The Tendon Reflex • The tendon reflex is a polysynaptic reflex arc

• Golgi tendon organs are stimulated by tension in a tendon (Waugh & Grant, 2006)

• A nerve impulse is transmitted along the sensory neuron to the gray matter

• The sensory neuron activates an inhibitory interneuron that synapses with a lower motor neuron in the anterior gray horn

• This inhibits the motor neuron, which generates fewer impulses

• The muscle attached to the same tendon relaxes and relieves excess tension (Tortora & Derrickson, 2008)

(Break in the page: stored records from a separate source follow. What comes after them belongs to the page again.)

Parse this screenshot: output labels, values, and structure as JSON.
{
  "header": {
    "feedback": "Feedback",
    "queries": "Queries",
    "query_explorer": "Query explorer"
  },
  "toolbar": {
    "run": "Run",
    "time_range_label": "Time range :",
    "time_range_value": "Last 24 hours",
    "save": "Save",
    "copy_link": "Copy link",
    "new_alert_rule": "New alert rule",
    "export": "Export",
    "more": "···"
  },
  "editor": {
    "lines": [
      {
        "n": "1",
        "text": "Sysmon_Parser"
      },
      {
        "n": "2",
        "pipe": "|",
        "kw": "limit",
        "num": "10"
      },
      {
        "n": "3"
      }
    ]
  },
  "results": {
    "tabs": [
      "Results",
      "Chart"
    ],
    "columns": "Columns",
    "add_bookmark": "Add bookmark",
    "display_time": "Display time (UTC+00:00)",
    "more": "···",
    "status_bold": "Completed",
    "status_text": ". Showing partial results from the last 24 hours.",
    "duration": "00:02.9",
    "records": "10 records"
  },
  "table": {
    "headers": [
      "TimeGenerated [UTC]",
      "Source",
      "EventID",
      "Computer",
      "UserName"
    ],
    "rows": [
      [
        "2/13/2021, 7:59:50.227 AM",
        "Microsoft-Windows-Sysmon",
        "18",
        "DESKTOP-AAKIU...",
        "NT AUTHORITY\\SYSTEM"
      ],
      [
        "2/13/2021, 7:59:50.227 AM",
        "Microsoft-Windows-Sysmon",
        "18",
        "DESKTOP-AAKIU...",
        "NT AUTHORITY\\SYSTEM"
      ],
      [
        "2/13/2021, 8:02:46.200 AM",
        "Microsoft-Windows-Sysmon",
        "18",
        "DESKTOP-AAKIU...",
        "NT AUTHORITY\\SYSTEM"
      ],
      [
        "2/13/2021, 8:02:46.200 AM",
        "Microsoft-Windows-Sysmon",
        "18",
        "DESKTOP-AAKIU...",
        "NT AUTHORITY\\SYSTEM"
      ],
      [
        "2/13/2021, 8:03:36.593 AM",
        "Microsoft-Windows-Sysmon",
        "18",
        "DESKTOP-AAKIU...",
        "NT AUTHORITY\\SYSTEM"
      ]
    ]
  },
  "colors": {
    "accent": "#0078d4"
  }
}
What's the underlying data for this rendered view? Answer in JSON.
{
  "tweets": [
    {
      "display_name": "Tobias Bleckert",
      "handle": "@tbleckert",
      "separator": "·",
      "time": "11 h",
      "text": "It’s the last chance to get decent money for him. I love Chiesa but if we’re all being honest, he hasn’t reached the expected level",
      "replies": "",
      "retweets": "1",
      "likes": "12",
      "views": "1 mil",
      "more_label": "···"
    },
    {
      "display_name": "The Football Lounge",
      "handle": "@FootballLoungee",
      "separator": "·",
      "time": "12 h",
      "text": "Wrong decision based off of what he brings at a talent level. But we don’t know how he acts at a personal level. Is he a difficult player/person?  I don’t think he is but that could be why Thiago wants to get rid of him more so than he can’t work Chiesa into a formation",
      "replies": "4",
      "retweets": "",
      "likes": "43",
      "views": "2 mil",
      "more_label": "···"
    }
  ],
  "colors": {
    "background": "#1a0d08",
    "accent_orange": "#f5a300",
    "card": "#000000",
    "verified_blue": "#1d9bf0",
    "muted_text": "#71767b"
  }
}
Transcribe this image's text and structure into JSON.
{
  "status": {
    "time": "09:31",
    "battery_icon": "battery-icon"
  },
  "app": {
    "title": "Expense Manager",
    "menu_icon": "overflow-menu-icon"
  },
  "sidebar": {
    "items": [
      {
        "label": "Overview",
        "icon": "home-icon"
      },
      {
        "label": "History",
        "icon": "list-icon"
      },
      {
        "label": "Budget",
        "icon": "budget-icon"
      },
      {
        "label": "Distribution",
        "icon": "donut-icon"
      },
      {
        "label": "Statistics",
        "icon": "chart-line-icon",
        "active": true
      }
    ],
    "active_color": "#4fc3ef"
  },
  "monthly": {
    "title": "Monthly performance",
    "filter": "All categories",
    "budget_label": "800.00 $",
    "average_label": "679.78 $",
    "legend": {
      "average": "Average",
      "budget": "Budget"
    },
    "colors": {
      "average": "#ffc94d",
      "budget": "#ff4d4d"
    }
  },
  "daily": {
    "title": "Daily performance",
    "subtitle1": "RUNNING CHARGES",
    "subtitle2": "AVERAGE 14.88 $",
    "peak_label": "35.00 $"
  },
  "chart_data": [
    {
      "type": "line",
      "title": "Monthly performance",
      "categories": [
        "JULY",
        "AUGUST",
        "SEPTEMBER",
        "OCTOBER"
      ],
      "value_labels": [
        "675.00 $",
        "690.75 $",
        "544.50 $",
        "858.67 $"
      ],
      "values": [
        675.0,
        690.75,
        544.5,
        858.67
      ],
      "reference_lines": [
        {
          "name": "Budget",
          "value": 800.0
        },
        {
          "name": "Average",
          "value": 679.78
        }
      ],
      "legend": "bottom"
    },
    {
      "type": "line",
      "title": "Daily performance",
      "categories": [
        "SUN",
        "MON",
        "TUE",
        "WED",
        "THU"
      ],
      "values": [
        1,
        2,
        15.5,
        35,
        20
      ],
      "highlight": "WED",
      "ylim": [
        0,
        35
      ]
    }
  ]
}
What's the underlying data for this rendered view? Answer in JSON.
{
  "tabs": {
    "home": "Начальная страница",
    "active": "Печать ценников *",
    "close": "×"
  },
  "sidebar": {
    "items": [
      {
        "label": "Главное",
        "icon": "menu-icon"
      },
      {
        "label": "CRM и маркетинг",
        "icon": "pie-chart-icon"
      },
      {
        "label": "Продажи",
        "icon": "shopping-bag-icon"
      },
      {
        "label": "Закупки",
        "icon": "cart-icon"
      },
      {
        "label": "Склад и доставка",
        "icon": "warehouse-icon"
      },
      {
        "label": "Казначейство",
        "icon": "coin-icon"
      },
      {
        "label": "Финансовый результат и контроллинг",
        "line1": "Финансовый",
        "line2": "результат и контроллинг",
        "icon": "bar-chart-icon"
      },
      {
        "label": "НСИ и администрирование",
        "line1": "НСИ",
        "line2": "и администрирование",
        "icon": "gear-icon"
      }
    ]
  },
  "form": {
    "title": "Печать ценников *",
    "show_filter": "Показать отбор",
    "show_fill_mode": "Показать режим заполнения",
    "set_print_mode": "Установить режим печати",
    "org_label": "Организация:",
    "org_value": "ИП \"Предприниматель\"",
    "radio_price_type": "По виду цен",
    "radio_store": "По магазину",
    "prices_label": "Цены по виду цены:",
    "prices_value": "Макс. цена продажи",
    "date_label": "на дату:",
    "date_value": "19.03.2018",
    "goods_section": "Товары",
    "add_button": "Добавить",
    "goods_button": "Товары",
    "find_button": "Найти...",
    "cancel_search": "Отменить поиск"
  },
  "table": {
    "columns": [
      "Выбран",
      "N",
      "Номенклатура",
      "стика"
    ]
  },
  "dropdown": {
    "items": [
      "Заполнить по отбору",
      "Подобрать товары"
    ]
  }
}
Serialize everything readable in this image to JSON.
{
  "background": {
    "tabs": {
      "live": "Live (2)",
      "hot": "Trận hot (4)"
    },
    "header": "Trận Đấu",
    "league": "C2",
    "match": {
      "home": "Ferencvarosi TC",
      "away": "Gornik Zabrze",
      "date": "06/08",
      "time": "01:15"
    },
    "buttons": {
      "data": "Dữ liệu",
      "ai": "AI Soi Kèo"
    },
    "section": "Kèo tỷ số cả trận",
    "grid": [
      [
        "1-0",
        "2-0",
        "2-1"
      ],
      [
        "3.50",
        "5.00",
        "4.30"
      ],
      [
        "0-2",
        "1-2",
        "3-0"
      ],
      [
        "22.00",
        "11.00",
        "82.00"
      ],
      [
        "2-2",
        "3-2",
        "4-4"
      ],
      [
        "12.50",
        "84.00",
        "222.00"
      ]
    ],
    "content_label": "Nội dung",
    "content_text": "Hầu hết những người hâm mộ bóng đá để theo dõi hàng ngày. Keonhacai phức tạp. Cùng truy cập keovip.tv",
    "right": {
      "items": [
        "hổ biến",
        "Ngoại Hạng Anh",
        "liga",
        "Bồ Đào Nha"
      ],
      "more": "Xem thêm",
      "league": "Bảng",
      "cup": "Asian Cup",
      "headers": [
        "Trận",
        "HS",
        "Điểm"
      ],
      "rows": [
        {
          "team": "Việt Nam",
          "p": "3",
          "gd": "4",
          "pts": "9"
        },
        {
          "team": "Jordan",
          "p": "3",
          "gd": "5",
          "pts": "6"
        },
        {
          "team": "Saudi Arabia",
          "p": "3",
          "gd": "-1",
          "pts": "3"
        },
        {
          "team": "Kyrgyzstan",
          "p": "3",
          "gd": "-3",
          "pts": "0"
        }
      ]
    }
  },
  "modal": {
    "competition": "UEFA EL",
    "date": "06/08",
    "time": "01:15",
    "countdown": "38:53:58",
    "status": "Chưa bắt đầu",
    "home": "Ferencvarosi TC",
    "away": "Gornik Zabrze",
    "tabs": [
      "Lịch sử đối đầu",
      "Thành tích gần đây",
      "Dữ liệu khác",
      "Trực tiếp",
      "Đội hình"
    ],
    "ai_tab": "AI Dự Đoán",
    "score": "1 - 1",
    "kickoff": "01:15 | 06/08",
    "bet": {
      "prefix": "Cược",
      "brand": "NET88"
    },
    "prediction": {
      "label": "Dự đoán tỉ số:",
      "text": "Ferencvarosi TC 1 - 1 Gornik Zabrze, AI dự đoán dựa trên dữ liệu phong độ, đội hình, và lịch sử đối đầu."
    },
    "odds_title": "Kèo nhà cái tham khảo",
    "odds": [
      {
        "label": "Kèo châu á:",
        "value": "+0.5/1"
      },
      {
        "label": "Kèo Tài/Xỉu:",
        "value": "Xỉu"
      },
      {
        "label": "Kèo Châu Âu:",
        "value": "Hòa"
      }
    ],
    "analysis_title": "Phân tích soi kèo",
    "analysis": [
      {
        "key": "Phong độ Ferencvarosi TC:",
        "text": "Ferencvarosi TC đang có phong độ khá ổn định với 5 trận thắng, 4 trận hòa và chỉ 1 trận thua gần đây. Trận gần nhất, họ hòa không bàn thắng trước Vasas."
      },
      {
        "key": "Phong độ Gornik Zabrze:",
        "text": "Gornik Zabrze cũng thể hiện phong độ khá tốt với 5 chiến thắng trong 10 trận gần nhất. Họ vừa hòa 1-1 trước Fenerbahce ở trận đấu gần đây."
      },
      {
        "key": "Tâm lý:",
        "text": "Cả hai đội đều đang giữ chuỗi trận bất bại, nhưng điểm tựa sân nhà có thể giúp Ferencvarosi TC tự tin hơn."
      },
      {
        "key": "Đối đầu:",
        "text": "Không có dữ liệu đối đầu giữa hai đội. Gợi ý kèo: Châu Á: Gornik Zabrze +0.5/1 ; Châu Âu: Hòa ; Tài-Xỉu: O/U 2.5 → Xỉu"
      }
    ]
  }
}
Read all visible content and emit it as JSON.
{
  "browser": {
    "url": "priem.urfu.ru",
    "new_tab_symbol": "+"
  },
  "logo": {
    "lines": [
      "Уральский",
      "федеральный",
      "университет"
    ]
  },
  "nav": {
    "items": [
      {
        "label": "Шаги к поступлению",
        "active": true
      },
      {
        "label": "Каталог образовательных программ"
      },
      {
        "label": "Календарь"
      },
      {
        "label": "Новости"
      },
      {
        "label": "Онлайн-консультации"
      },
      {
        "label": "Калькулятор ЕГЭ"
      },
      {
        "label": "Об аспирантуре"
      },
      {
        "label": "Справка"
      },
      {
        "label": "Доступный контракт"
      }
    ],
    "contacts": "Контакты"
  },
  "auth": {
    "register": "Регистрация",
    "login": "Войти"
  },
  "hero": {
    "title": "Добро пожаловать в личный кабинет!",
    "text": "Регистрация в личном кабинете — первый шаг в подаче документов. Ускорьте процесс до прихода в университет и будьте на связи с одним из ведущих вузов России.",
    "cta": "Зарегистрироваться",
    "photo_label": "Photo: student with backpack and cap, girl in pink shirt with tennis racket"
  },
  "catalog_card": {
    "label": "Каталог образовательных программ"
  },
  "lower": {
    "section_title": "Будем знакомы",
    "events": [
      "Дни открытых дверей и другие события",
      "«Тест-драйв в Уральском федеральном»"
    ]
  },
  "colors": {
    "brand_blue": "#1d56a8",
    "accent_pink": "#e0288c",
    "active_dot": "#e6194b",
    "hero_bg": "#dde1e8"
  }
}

The Tendon Reflex • The sensory neuron also synapses with an

excitatory interneuron in the gray matter

• This interneuron synapses with a lower motor neuron controlling antagonistic muscles

• The tendon reflex causes relaxation in the muscles attached to the tendon and contraction in the antagonist muscle

(Tortora & Derrickson, 2008)

Tendon Reflex

References

• Tortora, G., Derrickson, B., 2008. Principles of Anatomy and Physiology. 12th Edition. John Wiley & Sons

• Waugh, A., Grant, A, 2006. Ross and Wilson: Anatomy and Physiology in Health and Illness. 10th Edition. Churchill Livingstone

• Nolte, J., 2008. The Human Brain: An introduction to it’s functional anatomy. 6th Edition. Mosby Inc.